Peskind set out to discover whether persistent symptoms following mTBI reflected structural or functional changes in a patient’s brain. She began recruiting a group of 35 male OIF veterans with blast-induced mTBI, all of whom had experienced a single blast severe enough to cause some change in mental status, such as loss of consciousness, and most of whom had persistent blast-concussive symptoms. She also recruited a smaller group of non-concussed OIF veterans who had been deployed, but had no blast exposure, as well as a civilian control group.
“This has been the easiest study I ever recruited for,” Peskind said. “We maintain a waiting list of veterans with blast exposure who want to be in the study. What’s been harder to find are veterans who have not had a blast exposure.”
The study participants were subjected to a neurological exam, neuropsychological testing, as well as a battery of brain scans, with the results being compared between the groups. While there was some variability in the neurological exams, there was no group difference between blast-exposed and non-blast-exposed veterans.

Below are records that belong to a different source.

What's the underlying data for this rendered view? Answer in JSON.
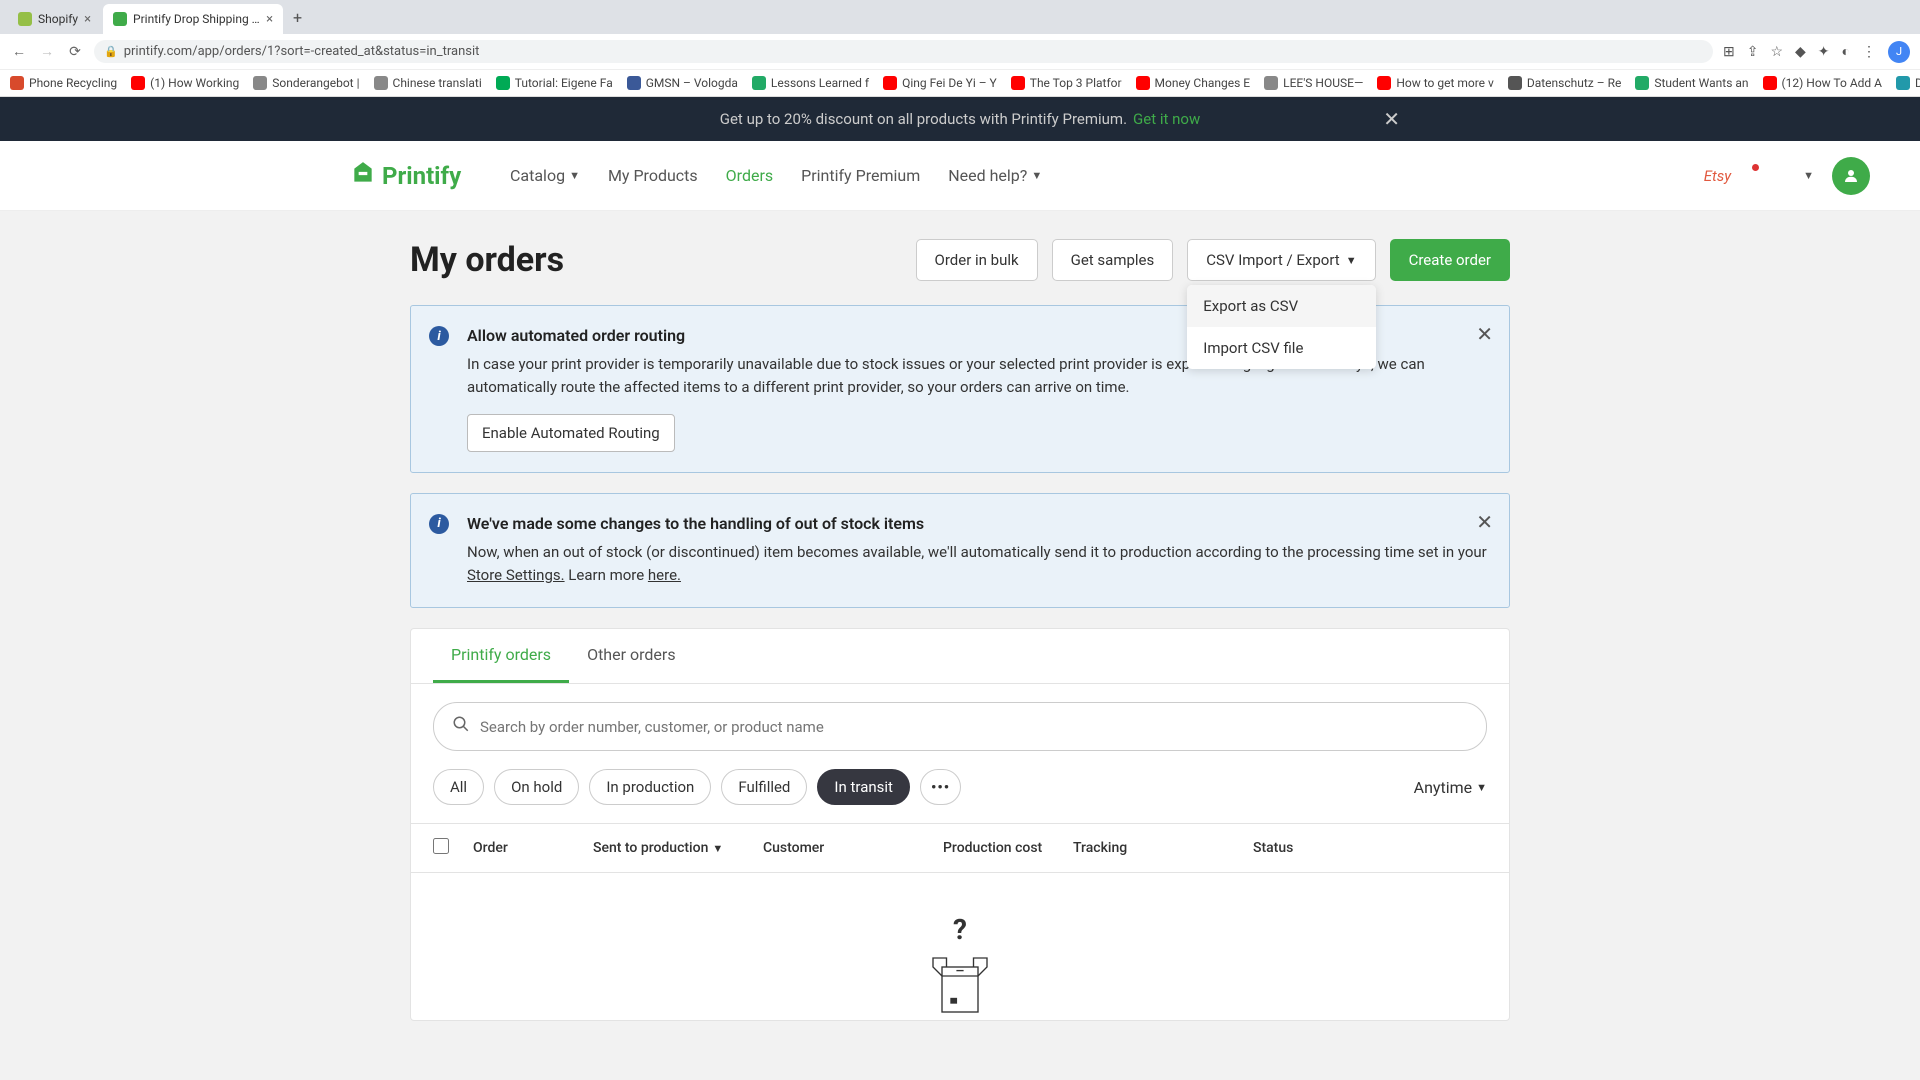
{
  "browser": {
    "tabs": [
      {
        "title": "Shopify",
        "favicon": "#95bf47"
      },
      {
        "title": "Printify Drop Shipping Print on",
        "favicon": "#3fab49"
      }
    ],
    "url": "printify.com/app/orders/1?sort=-created_at&status=in_transit",
    "bookmarks": [
      {
        "label": "Phone Recycling",
        "ic": "#d84a2c"
      },
      {
        "label": "(1) How Working",
        "ic": "#f00"
      },
      {
        "label": "Sonderangebot |",
        "ic": "#888"
      },
      {
        "label": "Chinese translati",
        "ic": "#888"
      },
      {
        "label": "Tutorial: Eigene Fa",
        "ic": "#0a5"
      },
      {
        "label": "GMSN – Vologda",
        "ic": "#3b5998"
      },
      {
        "label": "Lessons Learned f",
        "ic": "#2a6"
      },
      {
        "label": "Qing Fei De Yi – Y",
        "ic": "#f00"
      },
      {
        "label": "The Top 3 Platfor",
        "ic": "#f00"
      },
      {
        "label": "Money Changes E",
        "ic": "#f00"
      },
      {
        "label": "LEE'S HOUSE—",
        "ic": "#888"
      },
      {
        "label": "How to get more v",
        "ic": "#f00"
      },
      {
        "label": "Datenschutz – Re",
        "ic": "#555"
      },
      {
        "label": "Student Wants an",
        "ic": "#2a6"
      },
      {
        "label": "(12) How To Add A",
        "ic": "#f00"
      },
      {
        "label": "Download – Cooki",
        "ic": "#29a"
      }
    ]
  },
  "promo": {
    "text": "Get up to 20% discount on all products with Printify Premium.",
    "cta": "Get it now"
  },
  "nav": {
    "logo": "Printify",
    "links": [
      {
        "label": "Catalog",
        "caret": true
      },
      {
        "label": "My Products"
      },
      {
        "label": "Orders",
        "active": true
      },
      {
        "label": "Printify Premium"
      },
      {
        "label": "Need help?",
        "caret": true
      }
    ],
    "store": "Etsy"
  },
  "page": {
    "title": "My orders",
    "buttons": {
      "bulk": "Order in bulk",
      "samples": "Get samples",
      "csv": "CSV Import / Export",
      "create": "Create order"
    },
    "csv_menu": {
      "export": "Export as CSV",
      "import": "Import CSV file"
    }
  },
  "info1": {
    "title": "Allow automated order routing",
    "text": "In case your print provider is temporarily unavailable due to stock issues or your selected print provider is experiencing significant delays, we can automatically route the affected items to a different print provider, so your orders can arrive on time.",
    "button": "Enable Automated Routing"
  },
  "info2": {
    "title": "We've made some changes to the handling of out of stock items",
    "text_pre": "Now, when an out of stock (or discontinued) item becomes available, we'll automatically send it to production according to the processing time set in your ",
    "link1": "Store Settings.",
    "text_mid": " Learn more ",
    "link2": "here."
  },
  "tabs": {
    "printify": "Printify orders",
    "other": "Other orders"
  },
  "search": {
    "placeholder": "Search by order number, customer, or product name"
  },
  "filters": {
    "chips": [
      "All",
      "On hold",
      "In production",
      "Fulfilled",
      "In transit"
    ],
    "active_index": 4,
    "more": "•••",
    "anytime": "Anytime"
  },
  "columns": {
    "order": "Order",
    "sent": "Sent to production",
    "customer": "Customer",
    "cost": "Production cost",
    "tracking": "Tracking",
    "status": "Status"
  }
}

However, the neuroimaging found a number of differences in brain function between the groups. Veterans with mTBI showed significant hypometabolism compared to the civilian controls in a number of areas in the brain. That finding was reported online in NeuroImage in April 2010. “Since then we now have a group of non-blast exposed controls,” Peskind said. “Comparing those OIF controls to civilian controls, we found similar effects in the cerebellum and the pons. Just being in military service appears to cause some brain changes.”

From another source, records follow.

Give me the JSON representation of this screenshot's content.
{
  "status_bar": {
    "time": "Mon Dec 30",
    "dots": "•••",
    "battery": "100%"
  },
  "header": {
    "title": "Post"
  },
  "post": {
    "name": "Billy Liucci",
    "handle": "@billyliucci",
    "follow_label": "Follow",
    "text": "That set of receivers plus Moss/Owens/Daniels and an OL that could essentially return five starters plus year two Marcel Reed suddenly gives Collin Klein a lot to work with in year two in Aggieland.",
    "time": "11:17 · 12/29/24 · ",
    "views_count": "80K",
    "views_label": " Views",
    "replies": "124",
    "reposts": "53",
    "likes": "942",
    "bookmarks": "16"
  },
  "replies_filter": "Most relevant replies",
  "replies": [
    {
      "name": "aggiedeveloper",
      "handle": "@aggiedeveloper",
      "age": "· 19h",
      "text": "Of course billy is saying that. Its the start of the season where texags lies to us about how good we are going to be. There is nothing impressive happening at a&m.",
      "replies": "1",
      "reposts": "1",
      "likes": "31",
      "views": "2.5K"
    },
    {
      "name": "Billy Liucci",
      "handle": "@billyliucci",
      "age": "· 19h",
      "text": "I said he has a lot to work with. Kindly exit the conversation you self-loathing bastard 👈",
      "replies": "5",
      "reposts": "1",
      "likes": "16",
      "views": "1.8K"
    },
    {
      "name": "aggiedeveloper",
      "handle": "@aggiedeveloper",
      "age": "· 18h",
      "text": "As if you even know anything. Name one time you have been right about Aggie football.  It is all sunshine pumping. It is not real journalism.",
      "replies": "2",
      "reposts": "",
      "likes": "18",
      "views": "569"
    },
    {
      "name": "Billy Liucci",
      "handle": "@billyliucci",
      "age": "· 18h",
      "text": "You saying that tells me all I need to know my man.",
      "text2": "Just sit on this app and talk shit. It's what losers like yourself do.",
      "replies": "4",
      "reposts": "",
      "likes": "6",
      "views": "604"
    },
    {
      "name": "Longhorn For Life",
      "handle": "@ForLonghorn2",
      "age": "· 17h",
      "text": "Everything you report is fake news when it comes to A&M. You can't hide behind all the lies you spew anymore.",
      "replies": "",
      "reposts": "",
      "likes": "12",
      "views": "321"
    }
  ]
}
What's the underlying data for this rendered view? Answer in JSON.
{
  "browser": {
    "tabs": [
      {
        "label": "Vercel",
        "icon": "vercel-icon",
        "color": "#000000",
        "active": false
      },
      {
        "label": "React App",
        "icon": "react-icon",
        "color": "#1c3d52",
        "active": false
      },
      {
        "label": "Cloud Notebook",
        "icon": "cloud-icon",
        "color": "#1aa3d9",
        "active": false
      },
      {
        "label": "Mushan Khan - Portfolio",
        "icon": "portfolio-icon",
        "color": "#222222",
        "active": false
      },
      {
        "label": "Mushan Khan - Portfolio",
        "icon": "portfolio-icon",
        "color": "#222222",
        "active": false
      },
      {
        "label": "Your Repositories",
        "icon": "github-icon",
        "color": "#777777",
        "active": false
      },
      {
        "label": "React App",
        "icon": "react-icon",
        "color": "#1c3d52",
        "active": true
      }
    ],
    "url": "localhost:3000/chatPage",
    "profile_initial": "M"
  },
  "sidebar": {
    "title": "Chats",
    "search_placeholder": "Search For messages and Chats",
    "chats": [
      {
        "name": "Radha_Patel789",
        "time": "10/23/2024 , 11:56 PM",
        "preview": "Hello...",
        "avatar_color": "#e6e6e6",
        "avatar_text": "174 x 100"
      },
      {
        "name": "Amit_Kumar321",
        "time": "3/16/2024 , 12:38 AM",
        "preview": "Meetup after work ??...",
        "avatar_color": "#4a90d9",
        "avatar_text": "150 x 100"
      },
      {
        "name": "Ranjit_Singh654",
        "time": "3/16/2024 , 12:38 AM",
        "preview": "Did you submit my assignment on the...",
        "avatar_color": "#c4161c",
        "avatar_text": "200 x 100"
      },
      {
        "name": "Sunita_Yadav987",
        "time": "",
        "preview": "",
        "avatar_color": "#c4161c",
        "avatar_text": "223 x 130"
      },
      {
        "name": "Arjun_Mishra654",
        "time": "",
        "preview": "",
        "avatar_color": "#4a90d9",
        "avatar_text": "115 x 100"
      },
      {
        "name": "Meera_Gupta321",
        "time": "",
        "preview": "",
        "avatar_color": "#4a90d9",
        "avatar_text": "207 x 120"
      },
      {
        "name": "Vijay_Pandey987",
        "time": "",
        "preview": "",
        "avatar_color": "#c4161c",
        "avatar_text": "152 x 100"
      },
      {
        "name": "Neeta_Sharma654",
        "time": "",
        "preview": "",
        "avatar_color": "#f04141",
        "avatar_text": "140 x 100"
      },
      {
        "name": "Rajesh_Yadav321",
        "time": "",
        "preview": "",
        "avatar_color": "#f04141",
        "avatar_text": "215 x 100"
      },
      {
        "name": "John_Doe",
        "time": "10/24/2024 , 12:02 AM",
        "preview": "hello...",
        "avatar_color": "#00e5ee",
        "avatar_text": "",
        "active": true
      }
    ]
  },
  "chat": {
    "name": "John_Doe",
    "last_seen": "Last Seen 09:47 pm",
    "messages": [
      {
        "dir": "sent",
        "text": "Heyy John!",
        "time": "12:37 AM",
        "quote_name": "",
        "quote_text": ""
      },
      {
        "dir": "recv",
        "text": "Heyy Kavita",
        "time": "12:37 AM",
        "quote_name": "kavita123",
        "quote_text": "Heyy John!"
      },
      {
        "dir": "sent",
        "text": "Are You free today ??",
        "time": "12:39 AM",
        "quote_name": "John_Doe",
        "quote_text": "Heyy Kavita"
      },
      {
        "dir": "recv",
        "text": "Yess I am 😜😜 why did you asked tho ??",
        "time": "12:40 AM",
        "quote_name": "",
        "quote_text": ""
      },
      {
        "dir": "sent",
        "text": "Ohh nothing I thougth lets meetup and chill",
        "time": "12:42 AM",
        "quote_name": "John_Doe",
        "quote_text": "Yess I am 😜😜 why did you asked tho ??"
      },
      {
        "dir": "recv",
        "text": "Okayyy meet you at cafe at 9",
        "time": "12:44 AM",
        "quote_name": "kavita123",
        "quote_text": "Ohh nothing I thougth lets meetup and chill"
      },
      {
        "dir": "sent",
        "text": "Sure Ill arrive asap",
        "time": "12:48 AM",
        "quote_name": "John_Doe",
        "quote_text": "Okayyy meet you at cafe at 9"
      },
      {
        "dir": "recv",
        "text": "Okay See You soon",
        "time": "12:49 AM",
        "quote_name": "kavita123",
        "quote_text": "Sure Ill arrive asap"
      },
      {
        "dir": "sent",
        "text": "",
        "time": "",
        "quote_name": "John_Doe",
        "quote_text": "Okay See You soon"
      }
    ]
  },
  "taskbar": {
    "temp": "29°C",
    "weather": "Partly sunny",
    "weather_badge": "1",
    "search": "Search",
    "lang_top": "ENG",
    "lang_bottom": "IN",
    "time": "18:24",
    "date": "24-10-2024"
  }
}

But when researchers compared the mTBI group to the OIF controls, there were still significant differences in glucose metabolism in the posterior cingulate and biparietal lobes. They also found hypometabolism in the medial temporal lobe and the thalamus in mTBI versus civilian. Controlling for effects from PTSD found that changes in brain metabolism were not the result of PTSD.
“Hypometabolism was found for both blast-exposed and non-blast-exposed veterans in the cerebellum and pons, and we are really just speculating here on what the causes might be,” Peskind said. “But among our thoughts are that there may have been pre-military vulnerabilities. Also, it might be due to the military lifestyle, including other head trauma.”
There is also hyperthermia caused by the environment to consider. In Iraq, it is 130 degrees outside and there is no air conditioning inside a Stryker, where soldiers are packed in together in full armor.
While much of the research is still incomplete, it is apparent that there are distinct changes in brain structure in servicemembers who experience mTBI, Peskind explained. Diffuse tensor imaging shows white matter disintegrity in a number of brain areas. CRI tests suggest alterations in myelin structure in white matter tracks known to be vulnerable to damage in diffuse axonal injury. The latter might be distinct enough and consistent enough to have potential as a tool in diagnosing mTBI.
Better diagnostic techniques are just one of many tools that need to be developed to better treat and understand the effects of mTBI.
“Structural imaging modalities are starting to provide a coherent picture of diffuse axonal injury with corresponding hypometabolism of glucose in brain injuries,” Peskind said. “The pattern of functional deficits is reminiscent of very early changes seen in Alzheimer’s. But, please, caution is needed. We need more data. We need more analysis.”
Longitudinal follow-up studies are essential. “We have to know what the long-term risk for these veterans is,” she said. “Additional study groups are also needed. We have not had a single subject yet who has PTSD but not mTBI.”
Peskind’s group is also currently creating their own mouse model of repetitive blast concussion.